Call for post-doctoral Research Fellow
Dublin City University
Call for post-doctoral Research Fellow. We are inviting applications for a 24-month Post-doctoral Research Fellow position as part of the NeuroInsight Marie Skłodowska-Curie COFUND Action for Postdoctoral Fellowships.
NeuroInsight is a collaboration between the FutureNeuro SFI Research Centre for Chronic and Rare Neurological Diseases and the Insight SFI Research Centre for Data Analytics.
Neurodegenerative disorders, such as Alzheimer’s disease, Multiple Sclerosis, and Parkinson’s disease are devastating and incurable conditions that affect the central nervous system and are caused by the progressive degeneration of neurons. Early detection of these disorders is critical for treatment and improved prognosis. Unfortunately, however, the most common detection methods in use today are expensive and often involve invasive tests in hospitals.
Although neurodegenerative disorders differ in their clinical manifestations and physiological bases, many, including Alzheimer’s disease, Multiple Sclerosis, and Parkinson’s disease, present with a common characteristic: distinctive eye fixation patterns. Recent research has demonstrated that eye fixation patterns, such as fixations, saccades, and the interaction between eye movements and tasks, can provide insights into neurological function and processes, and could have potentially important clinical applications.
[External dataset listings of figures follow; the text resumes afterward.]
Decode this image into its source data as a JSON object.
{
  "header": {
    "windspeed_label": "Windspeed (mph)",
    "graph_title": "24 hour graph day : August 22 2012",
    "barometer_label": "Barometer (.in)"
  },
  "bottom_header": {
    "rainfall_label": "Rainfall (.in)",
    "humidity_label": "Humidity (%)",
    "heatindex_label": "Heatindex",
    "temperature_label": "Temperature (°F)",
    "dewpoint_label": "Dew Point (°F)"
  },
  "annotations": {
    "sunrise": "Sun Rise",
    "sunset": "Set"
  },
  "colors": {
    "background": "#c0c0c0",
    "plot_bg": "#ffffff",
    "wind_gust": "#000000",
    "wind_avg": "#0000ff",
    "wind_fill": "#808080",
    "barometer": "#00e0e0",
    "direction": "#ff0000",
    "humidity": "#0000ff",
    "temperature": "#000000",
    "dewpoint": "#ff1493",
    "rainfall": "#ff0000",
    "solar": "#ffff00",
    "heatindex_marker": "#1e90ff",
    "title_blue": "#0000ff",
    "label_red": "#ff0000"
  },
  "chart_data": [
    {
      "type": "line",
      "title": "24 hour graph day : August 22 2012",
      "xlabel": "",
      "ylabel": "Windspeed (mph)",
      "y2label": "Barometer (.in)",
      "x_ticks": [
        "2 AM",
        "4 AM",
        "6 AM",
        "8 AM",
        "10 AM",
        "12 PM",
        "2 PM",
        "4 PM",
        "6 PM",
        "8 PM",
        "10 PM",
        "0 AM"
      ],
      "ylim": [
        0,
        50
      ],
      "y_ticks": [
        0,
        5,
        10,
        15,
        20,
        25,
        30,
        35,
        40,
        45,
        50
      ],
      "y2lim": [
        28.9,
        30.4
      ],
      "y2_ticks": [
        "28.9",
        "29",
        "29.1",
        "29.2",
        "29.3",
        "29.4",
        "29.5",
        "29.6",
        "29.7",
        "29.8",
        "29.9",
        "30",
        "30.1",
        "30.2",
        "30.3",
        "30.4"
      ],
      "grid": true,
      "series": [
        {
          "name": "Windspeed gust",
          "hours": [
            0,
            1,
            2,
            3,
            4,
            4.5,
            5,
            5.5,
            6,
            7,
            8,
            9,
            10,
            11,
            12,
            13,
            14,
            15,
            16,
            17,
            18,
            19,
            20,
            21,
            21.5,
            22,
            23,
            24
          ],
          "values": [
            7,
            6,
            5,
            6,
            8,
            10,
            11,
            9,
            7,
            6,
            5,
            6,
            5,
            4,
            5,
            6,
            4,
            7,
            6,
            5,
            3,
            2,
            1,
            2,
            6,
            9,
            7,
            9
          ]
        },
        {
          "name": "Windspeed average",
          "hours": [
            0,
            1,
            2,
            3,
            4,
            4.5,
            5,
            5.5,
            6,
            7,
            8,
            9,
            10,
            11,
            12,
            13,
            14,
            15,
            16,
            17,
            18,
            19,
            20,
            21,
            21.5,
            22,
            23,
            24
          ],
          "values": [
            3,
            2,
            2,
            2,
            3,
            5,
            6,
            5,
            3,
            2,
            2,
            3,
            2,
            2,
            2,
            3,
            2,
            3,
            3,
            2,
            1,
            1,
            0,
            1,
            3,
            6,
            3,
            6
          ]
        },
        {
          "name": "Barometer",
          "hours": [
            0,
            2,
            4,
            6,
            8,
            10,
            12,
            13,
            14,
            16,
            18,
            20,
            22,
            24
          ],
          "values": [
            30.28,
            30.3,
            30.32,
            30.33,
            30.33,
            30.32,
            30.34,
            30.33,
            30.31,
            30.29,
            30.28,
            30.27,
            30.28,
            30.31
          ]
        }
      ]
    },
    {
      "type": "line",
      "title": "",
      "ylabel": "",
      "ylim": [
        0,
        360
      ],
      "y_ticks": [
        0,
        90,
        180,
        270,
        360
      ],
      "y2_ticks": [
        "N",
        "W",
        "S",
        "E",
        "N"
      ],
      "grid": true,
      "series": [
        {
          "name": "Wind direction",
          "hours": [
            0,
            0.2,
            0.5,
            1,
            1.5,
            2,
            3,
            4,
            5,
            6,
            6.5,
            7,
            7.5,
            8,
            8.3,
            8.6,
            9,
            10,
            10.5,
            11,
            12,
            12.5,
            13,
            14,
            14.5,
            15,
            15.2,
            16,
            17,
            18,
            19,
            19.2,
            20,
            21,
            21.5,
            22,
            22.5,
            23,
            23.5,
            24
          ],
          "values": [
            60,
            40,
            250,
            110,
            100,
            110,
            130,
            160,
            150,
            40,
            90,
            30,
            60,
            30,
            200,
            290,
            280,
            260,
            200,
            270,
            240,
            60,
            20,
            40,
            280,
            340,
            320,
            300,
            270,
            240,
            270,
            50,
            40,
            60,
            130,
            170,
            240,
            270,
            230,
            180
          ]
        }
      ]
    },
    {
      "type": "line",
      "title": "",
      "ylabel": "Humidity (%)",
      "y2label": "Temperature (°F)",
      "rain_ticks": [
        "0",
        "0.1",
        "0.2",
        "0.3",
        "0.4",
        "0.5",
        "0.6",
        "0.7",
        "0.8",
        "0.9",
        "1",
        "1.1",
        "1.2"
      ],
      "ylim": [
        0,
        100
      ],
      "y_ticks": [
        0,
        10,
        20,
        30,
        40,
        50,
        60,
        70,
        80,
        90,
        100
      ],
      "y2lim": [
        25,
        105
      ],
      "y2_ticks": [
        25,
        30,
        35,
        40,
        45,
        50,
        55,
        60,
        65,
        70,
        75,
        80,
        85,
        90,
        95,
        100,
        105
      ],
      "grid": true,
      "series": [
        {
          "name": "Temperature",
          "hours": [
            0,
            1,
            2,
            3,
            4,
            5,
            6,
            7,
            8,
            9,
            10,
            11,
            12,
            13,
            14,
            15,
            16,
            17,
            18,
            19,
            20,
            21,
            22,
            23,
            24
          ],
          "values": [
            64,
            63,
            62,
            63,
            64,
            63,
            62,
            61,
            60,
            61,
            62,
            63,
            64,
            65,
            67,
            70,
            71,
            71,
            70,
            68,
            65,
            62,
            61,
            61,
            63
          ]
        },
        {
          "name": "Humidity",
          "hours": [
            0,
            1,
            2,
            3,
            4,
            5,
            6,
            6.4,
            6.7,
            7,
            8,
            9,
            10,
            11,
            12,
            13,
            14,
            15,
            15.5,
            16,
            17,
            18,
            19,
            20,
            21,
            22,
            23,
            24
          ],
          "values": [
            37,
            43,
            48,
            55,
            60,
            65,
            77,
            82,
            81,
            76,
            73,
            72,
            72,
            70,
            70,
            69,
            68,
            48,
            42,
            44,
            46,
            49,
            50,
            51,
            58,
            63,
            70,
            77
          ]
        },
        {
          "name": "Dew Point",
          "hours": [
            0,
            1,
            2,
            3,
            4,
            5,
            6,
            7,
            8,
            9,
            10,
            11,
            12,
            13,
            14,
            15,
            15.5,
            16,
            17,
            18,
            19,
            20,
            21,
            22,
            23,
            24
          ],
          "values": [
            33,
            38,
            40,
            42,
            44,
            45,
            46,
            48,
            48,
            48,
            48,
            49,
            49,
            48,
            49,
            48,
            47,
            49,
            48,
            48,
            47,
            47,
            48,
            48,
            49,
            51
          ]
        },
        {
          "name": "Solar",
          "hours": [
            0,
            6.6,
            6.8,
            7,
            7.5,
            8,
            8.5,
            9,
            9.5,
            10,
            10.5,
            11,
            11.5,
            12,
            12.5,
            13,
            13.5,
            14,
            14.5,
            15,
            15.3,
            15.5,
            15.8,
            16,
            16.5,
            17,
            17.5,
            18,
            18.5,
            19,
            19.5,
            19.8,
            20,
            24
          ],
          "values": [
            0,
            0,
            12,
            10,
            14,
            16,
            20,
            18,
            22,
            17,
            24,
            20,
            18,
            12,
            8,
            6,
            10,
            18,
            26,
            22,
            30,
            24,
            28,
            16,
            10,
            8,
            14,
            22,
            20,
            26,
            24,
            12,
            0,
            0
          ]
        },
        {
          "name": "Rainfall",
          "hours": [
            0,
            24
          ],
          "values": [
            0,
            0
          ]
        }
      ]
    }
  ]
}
The goal of this project will be to investigate the use of eye tracking technology in combination with analysis techniques from machine learning and deep learning to develop new technologies for computer-aided early diagnosis and monitoring of neurodegenerative disorders. To this end, the project will identify a cohort of subjects presenting with neurodegenerative disorders in various stages along with a cohort that do not present symptoms of disorder and attempt to use data from eye tracking devices to classify the presence and severity of the disease, as well as identify common characteristics across subjects that may have clinical significance. Beyond accuracy, emphasis will also be placed on developing techniques that are interpretable and which may provide insights into the underlying condition.
Existing high-performance eye tracking technologies are often too expensive to be feasibly used outside of a clinical setting in many circumstances. High-resolution consumer video camera technology is, on the other hand, inexpensive and readily available in a wide range of consumer electronics devices such as laptops and smartphones. A second goal of this project will be to establish if state-of-the-art computer vision techniques applied to data from consumer cameras allow sufficiently high-fidelity eye tracking for diagnostic or screening purposes. The development of such a technology could represent a significant breakthrough that would allow for testing and monitoring neurological disorders in the home.